I am James Robinson and I farm alongside my parents, Kathleen and Henry and my son Robert, assisted by my wife Michelle and our younger son Chris.
Our farm is a couple of miles to the east of Kendal in south Cumbria. It is a challenging farm; very awkward actually.
It is steep in places and often wet, with bedrock showing on some pastures. It is an odd shape too, but I love farming here.
Every day things change, be that the hedges, walls, wetlands and all the wildlife which live here, in and around our poky little fields.
It is made up of three drumlins and, for those of you who are a similar age to me, you will remember that term from your GCSE geography days and probably not since.
Some people say it looks like Teletubbyland, while some people say it looks like The Shire from J.R.R. Tolkiens Lord of the Rings, but with fewer hairy feet.
I am the fifth generation of Robinsons to farm here. My great great grandad took on the tenancy here almost 150 years ago in 1875. The continuity and tie to the land is something which is hard to explain, but a sense of belonging and rich history is obvious in every corner of every field and building here.

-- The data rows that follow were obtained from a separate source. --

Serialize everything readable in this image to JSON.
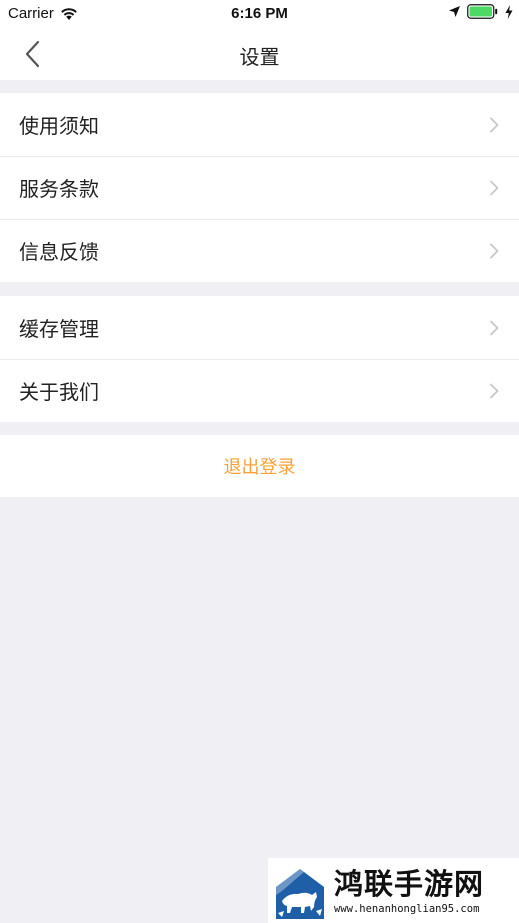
{
  "status_bar": {
    "carrier": "Carrier",
    "time": "6:16 PM"
  },
  "nav": {
    "title": "设置",
    "back_icon": "chevron-left-icon"
  },
  "groups": [
    {
      "items": [
        {
          "label": "使用须知"
        },
        {
          "label": "服务条款"
        },
        {
          "label": "信息反馈"
        }
      ]
    },
    {
      "items": [
        {
          "label": "缓存管理"
        },
        {
          "label": "关于我们"
        }
      ]
    }
  ],
  "logout": {
    "label": "退出登录"
  },
  "watermark": {
    "title": "鸿联手游网",
    "url": "www.henanhonglian95.com"
  },
  "colors": {
    "accent": "#f7a23a",
    "background": "#efeff4",
    "battery": "#4cd964",
    "watermark_blue": "#1f5fa8"
  }
}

The cows have grown up along with us too. There will have been Shorthorn cattle here from day one, but in 1915 my great great grandad registered his first animal in the Coates Herd Book.

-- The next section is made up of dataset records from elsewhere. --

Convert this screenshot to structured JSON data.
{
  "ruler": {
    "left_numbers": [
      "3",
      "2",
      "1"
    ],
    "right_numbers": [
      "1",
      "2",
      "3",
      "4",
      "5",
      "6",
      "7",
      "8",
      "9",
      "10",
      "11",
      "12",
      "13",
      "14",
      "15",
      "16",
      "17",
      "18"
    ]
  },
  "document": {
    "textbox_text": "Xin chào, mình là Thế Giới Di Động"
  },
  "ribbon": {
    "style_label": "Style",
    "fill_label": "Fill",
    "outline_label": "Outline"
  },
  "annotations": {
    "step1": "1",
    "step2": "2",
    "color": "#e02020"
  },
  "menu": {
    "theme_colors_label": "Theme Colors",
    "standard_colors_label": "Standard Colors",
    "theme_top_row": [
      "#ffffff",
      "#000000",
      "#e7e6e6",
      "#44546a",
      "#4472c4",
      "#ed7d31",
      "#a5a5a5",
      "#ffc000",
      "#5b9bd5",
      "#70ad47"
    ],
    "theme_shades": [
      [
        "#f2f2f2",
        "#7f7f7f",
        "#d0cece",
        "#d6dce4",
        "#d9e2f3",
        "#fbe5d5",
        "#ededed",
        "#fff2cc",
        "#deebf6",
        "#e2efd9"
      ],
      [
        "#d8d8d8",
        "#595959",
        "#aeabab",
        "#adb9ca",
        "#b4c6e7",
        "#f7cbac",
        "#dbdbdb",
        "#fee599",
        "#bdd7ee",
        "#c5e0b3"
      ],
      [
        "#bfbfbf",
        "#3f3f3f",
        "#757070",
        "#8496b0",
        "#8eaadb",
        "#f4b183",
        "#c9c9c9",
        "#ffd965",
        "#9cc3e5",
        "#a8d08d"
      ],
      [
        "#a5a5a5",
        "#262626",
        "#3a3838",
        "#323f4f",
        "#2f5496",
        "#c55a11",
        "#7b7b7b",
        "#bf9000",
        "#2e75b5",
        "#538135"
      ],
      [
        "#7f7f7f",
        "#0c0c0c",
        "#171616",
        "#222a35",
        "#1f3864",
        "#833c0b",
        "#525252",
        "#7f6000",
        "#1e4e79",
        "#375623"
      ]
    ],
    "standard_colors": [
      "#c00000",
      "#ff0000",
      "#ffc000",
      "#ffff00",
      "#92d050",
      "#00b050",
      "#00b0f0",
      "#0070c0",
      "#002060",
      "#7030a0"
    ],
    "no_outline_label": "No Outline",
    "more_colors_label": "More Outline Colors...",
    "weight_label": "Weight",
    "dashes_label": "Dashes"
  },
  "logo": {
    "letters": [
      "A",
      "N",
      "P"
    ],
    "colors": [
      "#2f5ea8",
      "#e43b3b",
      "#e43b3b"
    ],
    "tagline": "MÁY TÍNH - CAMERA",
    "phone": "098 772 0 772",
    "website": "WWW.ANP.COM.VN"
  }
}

The herd book is 200 years old this year, which makes it the oldest in the world, with more than half of those herd books containing Strickley cattle, and it is still a breed which serves us incredibly well.
We do not keep Dairy Shorthorns, they keep us.
Shorthorn
The Shorthorn World Conference is being held in the UK this year as a celebration of the 200 years and we are lucky enough to be welcoming the tour to Strickley on July 18. We will be showing the overseas delegates around our cows and the work we do to support nature here.
Maybe it is because our farm is an awkward layout or maybe because of those drumlins (that word again), but we have 95 per cent of the farms historic boundaries intact and in good health.
Removing those hedges and walls in the drive to become more efficient in the1970s and 1980s would not really have been much of an advantage if the bigger field was then too steep to work with a tractor or too wet to be grazed by the milk cows.
Whatever the reason, it has meant we have almost seven miles of hedgerows and four miles of drystone walls linking up some pretty diverse habitats.
Wetlands, wiggly becks, mosses, ancient woodlands and species rich hay meadows; they are all as important to our farm and how we manage it as the cows which graze the fields.
I am a bit of a nature farming nerd and I have put my money where my mouth is by stepping up to become the vice-chair of the Nature Friendly Farming Network (actually, there is no money involved).
I see the right type of farming as the solution to halting biodiversity loss and a way to produce nutrient dense food from a thriving rural community, alongside diverse habitats bursting with nature.
Biog: James Robinson
James farms Dairy Shorthorns east of Kendal, Cumbria, with his parents Kathleen and Henry, wife Michelle and and sons Robert and Chris.
The fifth generation to farm at Strickley, he is also vice-chair of the Nature Friendly Farming Network.